The intimacy of personal environments was investigated to poetic effect by Sarah Kettley's Stile project and to some extent my own project Inner. Both projects were concerned with intimate body related environments. Kettley writes "Stile is a neckpiece which explores the boundary between intimate space and public performance. It attempts to capture that moment when we gather ourselves, perhaps find some kind of inner space, before a performative event." As the wearer moves the head from side to side small sounds are emitted from the collar, audible to the user but not perceptible to the surrounding world. Kettley, a native of Scotland, was inspired by the richness and diversity of the Australian aural landscape and collected such sounds as magpie calls, the sound of water flowing through drainpipes after a very rare downpour, and the sound of surf and cicadas on the south coast of NSW. This sonic texture informed the sounds incorporated into the neckpiece. As such it becomes a mnemonic device, allowing Kettley to re-experience her time in Australia; a personal environment; and a performative garment.

Leah Heiss - Inner

My own project Inner deals with issues of intrapersonal understanding - focussing on foibles, oddities, idiosyncrasies and eccentricities that may allude to emotional state. The garment senses a nervous habit - in this case touching the sternum - through the sensitive gingko brooch at the neck. This information is transmuted into an internal output - softly activating solenoids which tap against the ribcage; and an external output - subtle pulsating optic fibre along the stomach. It allows for an awareness of our non-conscious behaviours and is the continuation of a series of projects which investigate delicate technologies which augment our relationship with the world and people within it.

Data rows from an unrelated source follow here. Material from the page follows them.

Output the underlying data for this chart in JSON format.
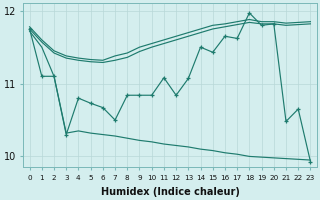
{
  "x": [
    0,
    1,
    2,
    3,
    4,
    5,
    6,
    7,
    8,
    9,
    10,
    11,
    12,
    13,
    14,
    15,
    16,
    17,
    18,
    19,
    20,
    21,
    22,
    23
  ],
  "line_upper1": [
    11.78,
    11.6,
    11.45,
    11.38,
    11.35,
    11.33,
    11.32,
    11.38,
    11.42,
    11.5,
    11.55,
    11.6,
    11.65,
    11.7,
    11.75,
    11.8,
    11.82,
    11.85,
    11.88,
    11.85,
    11.85,
    11.83,
    11.84,
    11.85
  ],
  "line_upper2": [
    11.75,
    11.57,
    11.42,
    11.35,
    11.32,
    11.3,
    11.29,
    11.32,
    11.36,
    11.44,
    11.5,
    11.55,
    11.6,
    11.65,
    11.7,
    11.75,
    11.78,
    11.81,
    11.84,
    11.82,
    11.82,
    11.8,
    11.81,
    11.82
  ],
  "line_zigzag": [
    11.75,
    11.1,
    11.1,
    10.3,
    10.8,
    10.73,
    10.67,
    10.5,
    10.84,
    10.84,
    10.84,
    11.08,
    10.84,
    11.07,
    11.5,
    11.43,
    11.65,
    11.62,
    11.97,
    11.8,
    11.82,
    10.48,
    10.65,
    9.93
  ],
  "line_smooth_down": [
    11.72,
    11.5,
    11.1,
    10.32,
    10.35,
    10.32,
    10.3,
    10.28,
    10.25,
    10.22,
    10.2,
    10.17,
    10.15,
    10.13,
    10.1,
    10.08,
    10.05,
    10.03,
    10.0,
    9.99,
    9.98,
    9.97,
    9.96,
    9.95
  ],
  "color": "#1e7b6e",
  "bg_color": "#d4eeee",
  "grid_color": "#b8d8d8",
  "xlabel": "Humidex (Indice chaleur)",
  "ylim": [
    9.85,
    12.1
  ],
  "xlim": [
    -0.5,
    23.5
  ],
  "yticks": [
    10,
    11,
    12
  ],
  "xticks": [
    0,
    1,
    2,
    3,
    4,
    5,
    6,
    7,
    8,
    9,
    10,
    11,
    12,
    13,
    14,
    15,
    16,
    17,
    18,
    19,
    20,
    21,
    22,
    23
  ]
}
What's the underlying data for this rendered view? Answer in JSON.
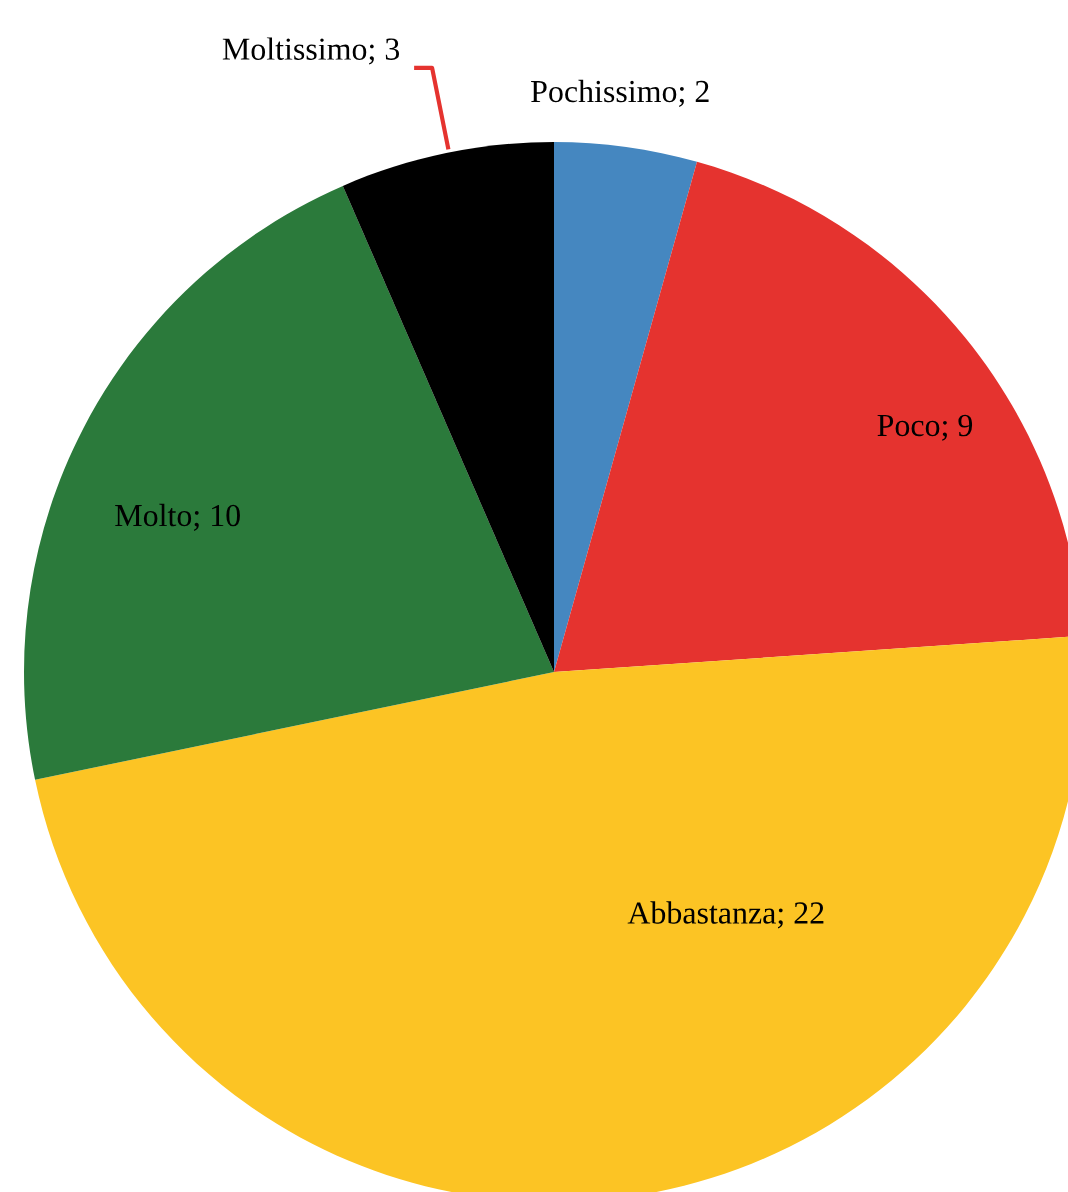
{
  "chart_data": {
    "type": "pie",
    "categories": [
      "Pochissimo; 2",
      "Poco; 9",
      "Abbastanza; 22",
      "Molto; 10",
      "Moltissimo; 3"
    ],
    "values": [
      2,
      9,
      22,
      10,
      3
    ],
    "colors": [
      "#4587c0",
      "#e5332f",
      "#fcc424",
      "#2b7a3b",
      "#000000"
    ]
  }
}
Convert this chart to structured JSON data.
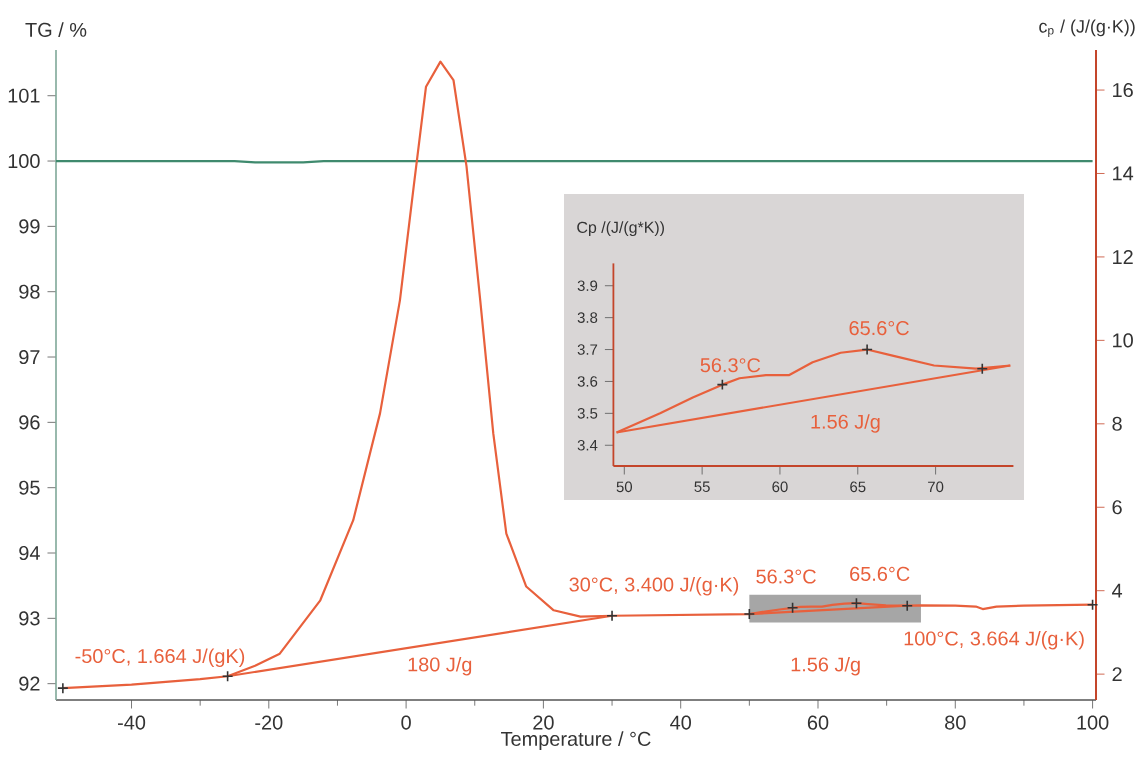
{
  "chart_data": [
    {
      "type": "line",
      "xlabel": "Temperature / °C",
      "ylabel": "TG / %",
      "y2label": "c$_{p}$ / (J/(g·K))",
      "xlim": [
        -51,
        100.5
      ],
      "xticks": [
        -40,
        -20,
        0,
        20,
        40,
        60,
        80,
        100
      ],
      "ylim": [
        91.75,
        101.7
      ],
      "yticks": [
        92,
        93,
        94,
        95,
        96,
        97,
        98,
        99,
        100,
        101
      ],
      "y2lim": [
        1.38,
        16.96
      ],
      "y2ticks": [
        2,
        4,
        6,
        8,
        10,
        12,
        14,
        16
      ],
      "series": [
        {
          "color": "#3f8a6e",
          "x": [
            -51,
            -25,
            -22,
            -15,
            -12,
            100
          ],
          "values": [
            100,
            100,
            99.98,
            99.98,
            100,
            100
          ]
        },
        {
          "color": "#e8603c",
          "axis": "y2",
          "x": [
            -50,
            -40,
            -30,
            -26,
            -22,
            -18.4,
            -12.5,
            -7.7,
            -3.8,
            -0.9,
            1.1,
            2.9,
            5,
            6.9,
            8.8,
            10.8,
            12.7,
            14.6,
            17.5,
            21.5,
            25.4,
            30,
            40,
            50,
            52.3,
            54.4,
            56.3,
            57.4,
            59.1,
            60.6,
            62.1,
            63.9,
            65.6,
            67.3,
            69.9,
            73,
            75,
            80,
            83,
            84,
            86,
            90,
            100
          ],
          "values": [
            1.664,
            1.75,
            1.88,
            1.95,
            2.2,
            2.49,
            3.77,
            5.69,
            8.25,
            10.96,
            13.68,
            16.08,
            16.68,
            16.24,
            14.17,
            10.96,
            7.77,
            5.37,
            4.1,
            3.53,
            3.38,
            3.4,
            3.42,
            3.44,
            3.5,
            3.55,
            3.59,
            3.61,
            3.62,
            3.62,
            3.66,
            3.69,
            3.7,
            3.68,
            3.65,
            3.64,
            3.65,
            3.64,
            3.62,
            3.56,
            3.62,
            3.64,
            3.664
          ]
        },
        {
          "color": "#e8603c",
          "axis": "y2",
          "x": [
            -26,
            30
          ],
          "values": [
            1.95,
            3.4
          ]
        },
        {
          "color": "#e8603c",
          "axis": "y2",
          "x": [
            50,
            73
          ],
          "values": [
            3.44,
            3.64
          ]
        },
        {
          "type": "scatter",
          "marker": "cross",
          "color": "#333333",
          "axis": "y2",
          "x": [
            -50,
            -26,
            30,
            50,
            56.3,
            65.6,
            73,
            100
          ],
          "values": [
            1.664,
            1.95,
            3.4,
            3.44,
            3.59,
            3.7,
            3.64,
            3.664
          ]
        }
      ],
      "bands": [
        {
          "axis": "x",
          "from": 50,
          "to": 75,
          "color": "#a6a6a6"
        }
      ],
      "annotations": [
        "-50°C, 1.664 J/(gK)",
        "180 J/g",
        "30°C, 3.400 J/(g·K)",
        "56.3°C",
        "65.6°C",
        "100°C, 3.664 J/(g·K)",
        "1.56 J/g"
      ]
    },
    {
      "type": "line",
      "ylabel": "Cp /(J/(g*K))",
      "xlim": [
        49.3,
        75
      ],
      "xticks": [
        50,
        55,
        60,
        65,
        70
      ],
      "ylim": [
        3.335,
        3.97
      ],
      "yticks": [
        3.4,
        3.5,
        3.6,
        3.7,
        3.8,
        3.9
      ],
      "series": [
        {
          "color": "#e8603c",
          "x": [
            49.5,
            52.3,
            54.4,
            56.3,
            57.4,
            59.1,
            60.6,
            62.1,
            63.9,
            65.6,
            67.3,
            69.9,
            72.6,
            74.8
          ],
          "values": [
            3.44,
            3.5,
            3.55,
            3.59,
            3.61,
            3.62,
            3.62,
            3.66,
            3.69,
            3.7,
            3.68,
            3.65,
            3.64,
            3.65
          ]
        },
        {
          "color": "#e8603c",
          "x": [
            49.5,
            74.8
          ],
          "values": [
            3.44,
            3.65
          ]
        },
        {
          "type": "scatter",
          "marker": "cross",
          "color": "#333333",
          "x": [
            56.3,
            65.6,
            73
          ],
          "values": [
            3.59,
            3.7,
            3.64
          ]
        }
      ],
      "annotations": [
        {
          "text": "56.3°C",
          "x": 56.3,
          "y": 3.59
        },
        {
          "text": "65.6°C",
          "x": 65.6,
          "y": 3.7
        },
        "1.56 J/g"
      ]
    }
  ]
}
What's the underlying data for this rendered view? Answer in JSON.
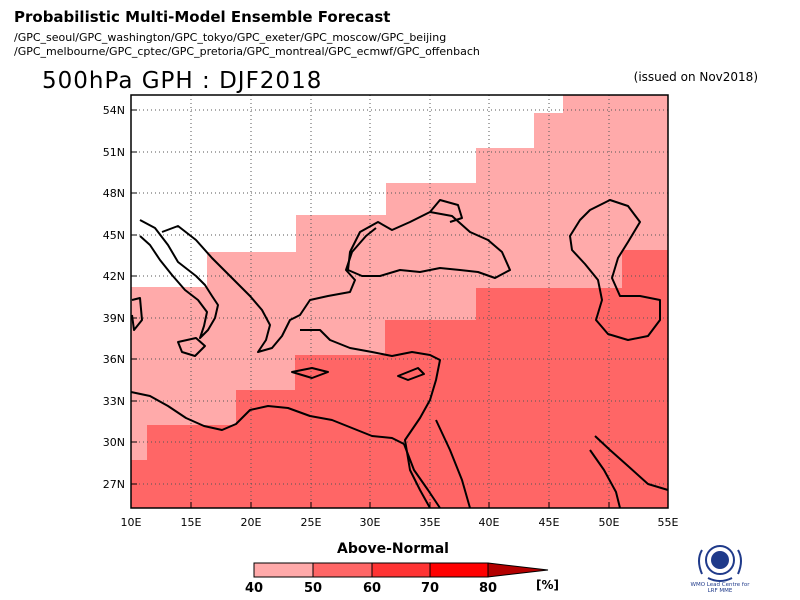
{
  "header": {
    "title": "Probabilistic Multi-Model Ensemble Forecast",
    "models_line1": "/GPC_seoul/GPC_washington/GPC_tokyo/GPC_exeter/GPC_moscow/GPC_beijing",
    "models_line2": "/GPC_melbourne/GPC_cptec/GPC_pretoria/GPC_montreal/GPC_ecmwf/GPC_offenbach"
  },
  "map": {
    "title": "500hPa GPH : DJF2018",
    "issued": "(issued on Nov2018)",
    "lat_labels": [
      "54N",
      "51N",
      "48N",
      "45N",
      "42N",
      "39N",
      "36N",
      "33N",
      "30N",
      "27N"
    ],
    "lon_labels": [
      "10E",
      "15E",
      "20E",
      "25E",
      "30E",
      "35E",
      "40E",
      "45E",
      "50E",
      "55E"
    ]
  },
  "legend": {
    "title": "Above-Normal",
    "ticks": [
      "40",
      "50",
      "60",
      "70",
      "80"
    ],
    "unit": "[%]",
    "colors": [
      "#ffaaaa",
      "#ff6666",
      "#ff3333",
      "#ff0000",
      "#b30000"
    ]
  },
  "logo": {
    "line1": "WMO Lead Centre for",
    "line2": "LRF MME"
  }
}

One resounding legacy of reSkin is that it has constructed an immaterial network that is located around ideas, concepts and projects. Our correspondence since the workshop flows in fits and spurts, people are back in their lives making and doing things, but with new knowledge of some part of the creative process. It might be garment construction, jewellery making, resin casting, or programming a micro-controller. We have big plans - symposia, exhibitions, publications, and workshops in the dessert around Alice Springs. Whatever the outcomes are we have shared a very intense experience and have developed bonds that hopefully will transcend the tyranny of distance and time.

Leah Heiss
28 March 2007

Leah Heiss is a lecturer in Interior design at RMIT University in Melbourne. Her artistic practice and research focus on enabling garments and artefacts through the agency of technology, with a focus on social cohesion, health + emotional connectivity. She has presented and published her work in books, journals and conferences locally and internationally and exhibits her work regularly.

Footnotes

  1. Geoffrey Blainey, The Tyranny of Distance: How Distance Shaped Australia's History (Melbourne: Sun Books, 1966).
  2. Ernst Mach in Paul Virillio's Vision Machine (Bloomington :Indiana University Press,1994.